The subaquatic low and unrelenting moan of whales surprised me
Here on the 4th floor of my office building.
I turned from my computer to the window, half-expecting to see
A grey blimp of a huge underbelly drift by,
Barely skimming over the roofs across the way and headed over ours.
No one else turned from their screens,
signalling that they were not so easily distracted,
Or were simply so used to what I had never noticed that it no longer fazed them
That the sky outside in this landlocked capital city
Was filled with the largest mammals known to man, outside their normal
habitat, doing the most unusual thing of flying, and sounding utterly distressed.
The heart of a blue whale weighs as much as an automobile,
they can hold a lot of longing for home,
They can ache for the wanting of elsewhere.
There was more than a heavy heart, their cries echoed, they spoke to one another.
And yet, when I looked out, I only saw a sea of endless rectangles of reflections
And not even the people sitting there, all day long, behind those shiny windows.
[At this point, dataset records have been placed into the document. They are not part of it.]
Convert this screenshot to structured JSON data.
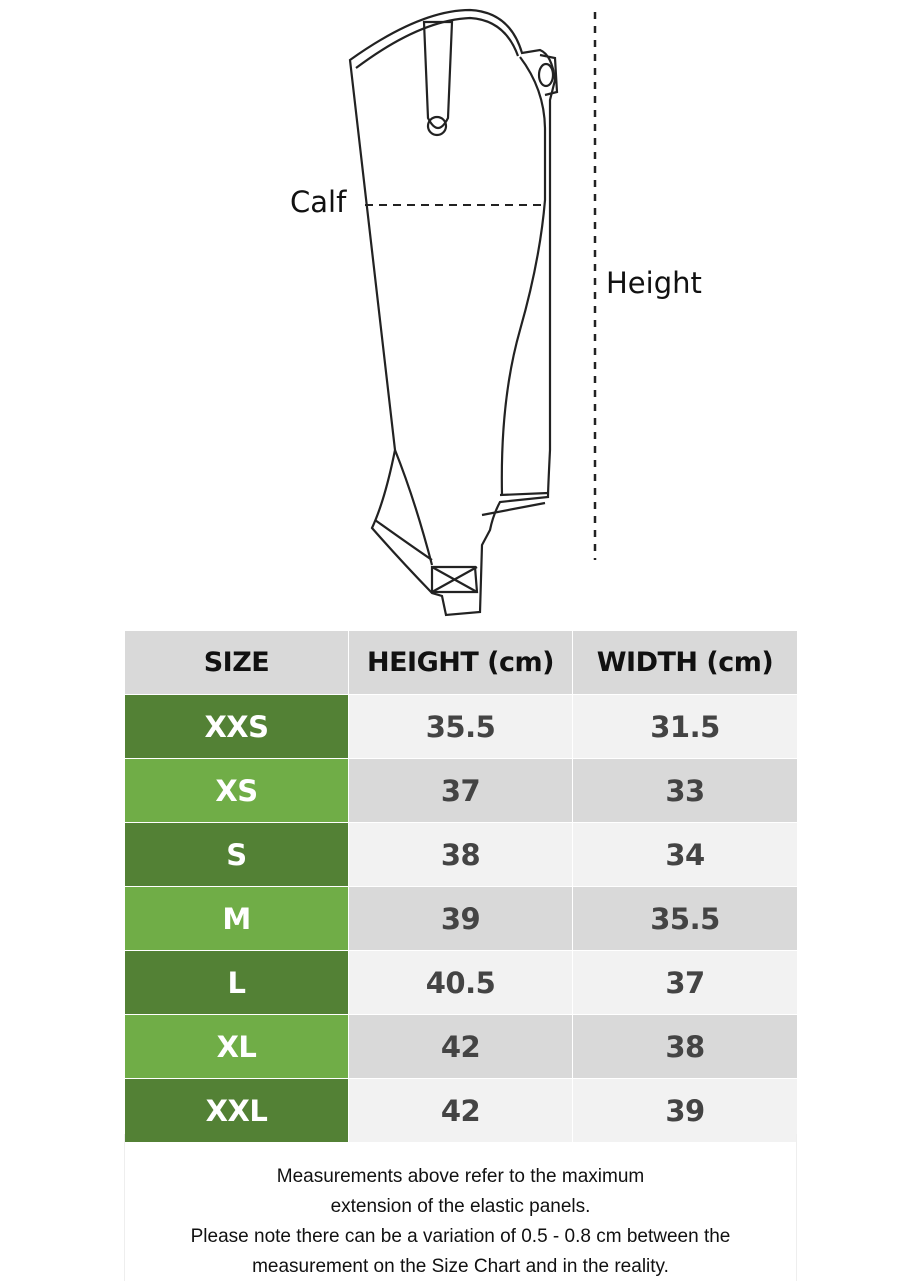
{
  "diagram": {
    "calf_label": "Calf",
    "height_label": "Height"
  },
  "table": {
    "headers": [
      "SIZE",
      "HEIGHT (cm)",
      "WIDTH (cm)"
    ],
    "rows": [
      {
        "size": "XXS",
        "height": "35.5",
        "width": "31.5"
      },
      {
        "size": "XS",
        "height": "37",
        "width": "33"
      },
      {
        "size": "S",
        "height": "38",
        "width": "34"
      },
      {
        "size": "M",
        "height": "39",
        "width": "35.5"
      },
      {
        "size": "L",
        "height": "40.5",
        "width": "37"
      },
      {
        "size": "XL",
        "height": "42",
        "width": "38"
      },
      {
        "size": "XXL",
        "height": "42",
        "width": "39"
      }
    ]
  },
  "colors": {
    "dark_green": "#538135",
    "light_green": "#70ad47",
    "header_gray": "#d9d9d9"
  },
  "note": {
    "lines": [
      "Measurements above refer to the maximum",
      "extension of the elastic panels.",
      "Please note there can be a variation of 0.5 - 0.8 cm between the",
      "measurement on the Size Chart and in the reality."
    ]
  }
}
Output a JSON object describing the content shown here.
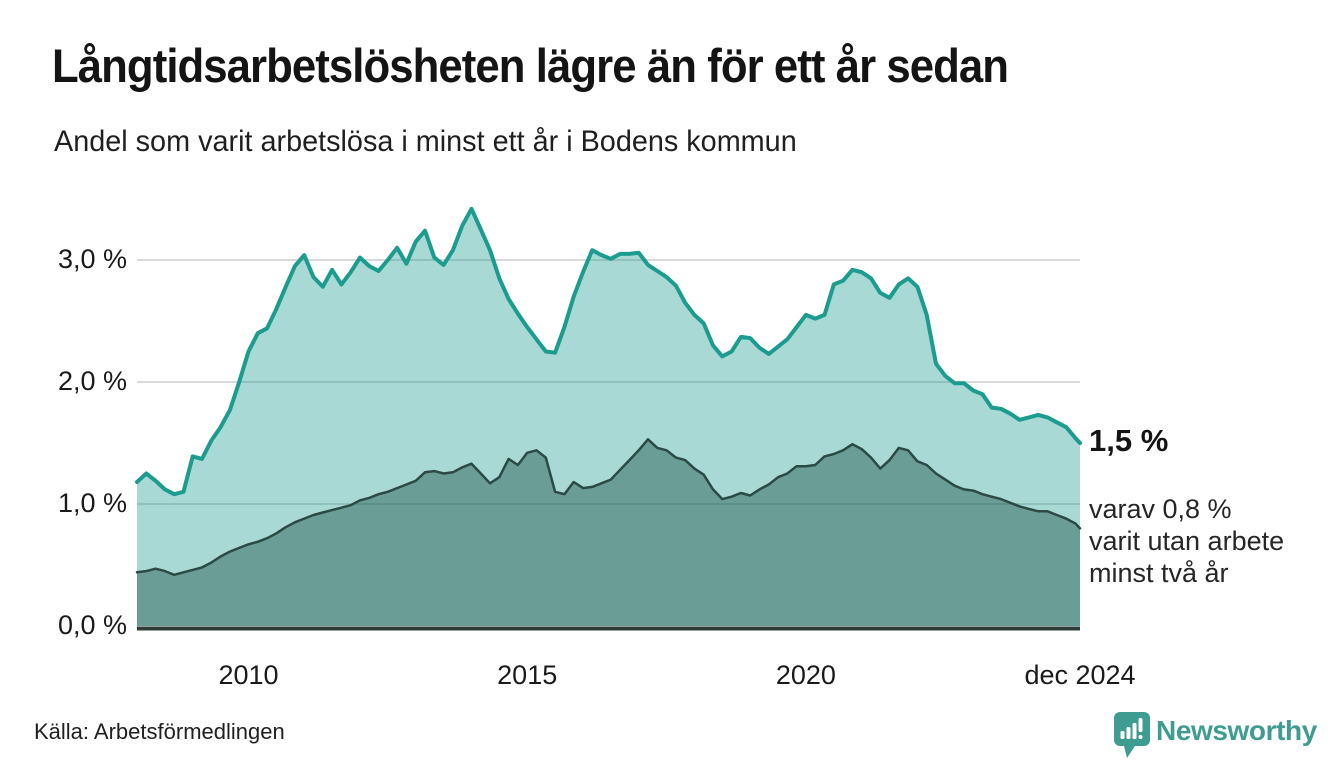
{
  "header": {
    "title": "Långtidsarbetslösheten lägre än för ett år sedan",
    "subtitle": "Andel som varit arbetslösa i minst ett år i Bodens kommun"
  },
  "annotations": {
    "end_value_label": "1,5 %",
    "secondary_line1": "varav 0,8 %",
    "secondary_line2": "varit utan arbete",
    "secondary_line3": "minst två år"
  },
  "footer": {
    "source": "Källa: Arbetsförmedlingen",
    "brand": "Newsworthy"
  },
  "icons": {
    "badge": "newsworthy-bar-chart-pin-icon"
  },
  "colors": {
    "accent_teal": "#1b9c8e",
    "light_area_fill": "rgba(27,156,142,0.38)",
    "dark_area_fill": "rgba(23,73,66,0.42)",
    "dark_line": "#2b4a44",
    "gridline": "#d9d9d9",
    "axis_line": "#2f3c38",
    "text_dark": "#141414",
    "brand_teal": "#3f9c90"
  },
  "chart_data": {
    "type": "area",
    "title": "Långtidsarbetslösheten lägre än för ett år sedan",
    "subtitle": "Andel som varit arbetslösa i minst ett år i Bodens kommun",
    "unit": "%",
    "ylim": [
      0,
      3.5
    ],
    "grid": "horizontal",
    "legend_position": "right-annotation",
    "y_ticks": [
      {
        "label": "0,0 %",
        "value": 0
      },
      {
        "label": "1,0 %",
        "value": 1
      },
      {
        "label": "2,0 %",
        "value": 2
      },
      {
        "label": "3,0 %",
        "value": 3
      }
    ],
    "x_ticks": [
      {
        "label": "2010",
        "t": 2010.0
      },
      {
        "label": "2015",
        "t": 2015.0
      },
      {
        "label": "2020",
        "t": 2020.0
      },
      {
        "label": "dec 2024",
        "t": 2024.9167
      }
    ],
    "x_range": [
      "2008-01",
      "2024-12"
    ],
    "series": [
      {
        "name": "arbetslösa minst ett år",
        "color": "#1b9c8e",
        "end_value": 1.5,
        "end_value_label": "1,5 %"
      },
      {
        "name": "utan arbete minst två år",
        "color": "#2b4a44",
        "end_value": 0.8,
        "end_value_label": "0,8 %"
      }
    ],
    "points": [
      [
        "2008-01",
        1.18,
        0.44
      ],
      [
        "2008-03",
        1.25,
        0.45
      ],
      [
        "2008-05",
        1.19,
        0.47
      ],
      [
        "2008-07",
        1.12,
        0.45
      ],
      [
        "2008-09",
        1.08,
        0.42
      ],
      [
        "2008-11",
        1.1,
        0.44
      ],
      [
        "2009-01",
        1.39,
        0.46
      ],
      [
        "2009-03",
        1.37,
        0.48
      ],
      [
        "2009-05",
        1.52,
        0.52
      ],
      [
        "2009-07",
        1.63,
        0.57
      ],
      [
        "2009-09",
        1.77,
        0.61
      ],
      [
        "2009-11",
        2.0,
        0.64
      ],
      [
        "2010-01",
        2.25,
        0.67
      ],
      [
        "2010-03",
        2.4,
        0.69
      ],
      [
        "2010-05",
        2.44,
        0.72
      ],
      [
        "2010-07",
        2.6,
        0.76
      ],
      [
        "2010-09",
        2.78,
        0.81
      ],
      [
        "2010-11",
        2.95,
        0.85
      ],
      [
        "2011-01",
        3.04,
        0.88
      ],
      [
        "2011-03",
        2.86,
        0.91
      ],
      [
        "2011-05",
        2.78,
        0.93
      ],
      [
        "2011-07",
        2.92,
        0.95
      ],
      [
        "2011-09",
        2.8,
        0.97
      ],
      [
        "2011-11",
        2.9,
        0.99
      ],
      [
        "2012-01",
        3.02,
        1.03
      ],
      [
        "2012-03",
        2.95,
        1.05
      ],
      [
        "2012-05",
        2.91,
        1.08
      ],
      [
        "2012-07",
        3.0,
        1.1
      ],
      [
        "2012-09",
        3.1,
        1.13
      ],
      [
        "2012-11",
        2.97,
        1.16
      ],
      [
        "2013-01",
        3.15,
        1.19
      ],
      [
        "2013-03",
        3.24,
        1.26
      ],
      [
        "2013-05",
        3.02,
        1.27
      ],
      [
        "2013-07",
        2.96,
        1.25
      ],
      [
        "2013-09",
        3.08,
        1.26
      ],
      [
        "2013-11",
        3.28,
        1.3
      ],
      [
        "2014-01",
        3.42,
        1.33
      ],
      [
        "2014-03",
        3.25,
        1.25
      ],
      [
        "2014-05",
        3.08,
        1.17
      ],
      [
        "2014-07",
        2.85,
        1.22
      ],
      [
        "2014-09",
        2.68,
        1.37
      ],
      [
        "2014-11",
        2.56,
        1.32
      ],
      [
        "2015-01",
        2.45,
        1.42
      ],
      [
        "2015-03",
        2.35,
        1.44
      ],
      [
        "2015-05",
        2.25,
        1.38
      ],
      [
        "2015-07",
        2.24,
        1.1
      ],
      [
        "2015-09",
        2.45,
        1.08
      ],
      [
        "2015-11",
        2.7,
        1.18
      ],
      [
        "2016-01",
        2.9,
        1.13
      ],
      [
        "2016-03",
        3.08,
        1.14
      ],
      [
        "2016-05",
        3.04,
        1.17
      ],
      [
        "2016-07",
        3.01,
        1.2
      ],
      [
        "2016-09",
        3.05,
        1.28
      ],
      [
        "2016-11",
        3.05,
        1.36
      ],
      [
        "2017-01",
        3.06,
        1.44
      ],
      [
        "2017-03",
        2.96,
        1.53
      ],
      [
        "2017-05",
        2.91,
        1.46
      ],
      [
        "2017-07",
        2.86,
        1.44
      ],
      [
        "2017-09",
        2.79,
        1.38
      ],
      [
        "2017-11",
        2.65,
        1.36
      ],
      [
        "2018-01",
        2.55,
        1.29
      ],
      [
        "2018-03",
        2.48,
        1.24
      ],
      [
        "2018-05",
        2.3,
        1.12
      ],
      [
        "2018-07",
        2.21,
        1.04
      ],
      [
        "2018-09",
        2.25,
        1.06
      ],
      [
        "2018-11",
        2.37,
        1.09
      ],
      [
        "2019-01",
        2.36,
        1.07
      ],
      [
        "2019-03",
        2.28,
        1.12
      ],
      [
        "2019-05",
        2.23,
        1.16
      ],
      [
        "2019-07",
        2.29,
        1.22
      ],
      [
        "2019-09",
        2.35,
        1.25
      ],
      [
        "2019-11",
        2.45,
        1.31
      ],
      [
        "2020-01",
        2.55,
        1.31
      ],
      [
        "2020-03",
        2.52,
        1.32
      ],
      [
        "2020-05",
        2.55,
        1.39
      ],
      [
        "2020-07",
        2.8,
        1.41
      ],
      [
        "2020-09",
        2.83,
        1.44
      ],
      [
        "2020-11",
        2.92,
        1.49
      ],
      [
        "2021-01",
        2.9,
        1.45
      ],
      [
        "2021-03",
        2.85,
        1.38
      ],
      [
        "2021-05",
        2.73,
        1.29
      ],
      [
        "2021-07",
        2.69,
        1.36
      ],
      [
        "2021-09",
        2.8,
        1.46
      ],
      [
        "2021-11",
        2.85,
        1.44
      ],
      [
        "2022-01",
        2.78,
        1.35
      ],
      [
        "2022-03",
        2.55,
        1.32
      ],
      [
        "2022-05",
        2.15,
        1.25
      ],
      [
        "2022-07",
        2.05,
        1.2
      ],
      [
        "2022-09",
        1.99,
        1.15
      ],
      [
        "2022-11",
        1.99,
        1.12
      ],
      [
        "2023-01",
        1.93,
        1.11
      ],
      [
        "2023-03",
        1.9,
        1.08
      ],
      [
        "2023-05",
        1.79,
        1.06
      ],
      [
        "2023-07",
        1.78,
        1.04
      ],
      [
        "2023-09",
        1.74,
        1.01
      ],
      [
        "2023-11",
        1.69,
        0.98
      ],
      [
        "2024-01",
        1.71,
        0.96
      ],
      [
        "2024-03",
        1.73,
        0.94
      ],
      [
        "2024-05",
        1.71,
        0.94
      ],
      [
        "2024-07",
        1.67,
        0.91
      ],
      [
        "2024-09",
        1.63,
        0.88
      ],
      [
        "2024-11",
        1.54,
        0.84
      ],
      [
        "2024-12",
        1.5,
        0.8
      ]
    ]
  }
}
Soft white steam streamed from a chimney, clouds half-hid a watered-down sun,
But there were no whales. Not even, as far as I could see, a bird.
And still . . . how they moaned! The soundwaves felt so thick and strong,
And coming from different directions,
That you could weave them into baskets to gather fish or seashells,
Or fashion a hammock to lie in by the sea to watch the flying, roaming whales dive home,
Their strong smooth forms would slip with a splash between worlds of dry and wet,
Between above and below, majestically.
What could that roaring mean? Trains? Planes?
The crisscross of ‘freeways’,
So misnamed?
And how could it be that I never noticed it before?
Never stopped my work to search for the sight of whales
Despite all their calling out for me.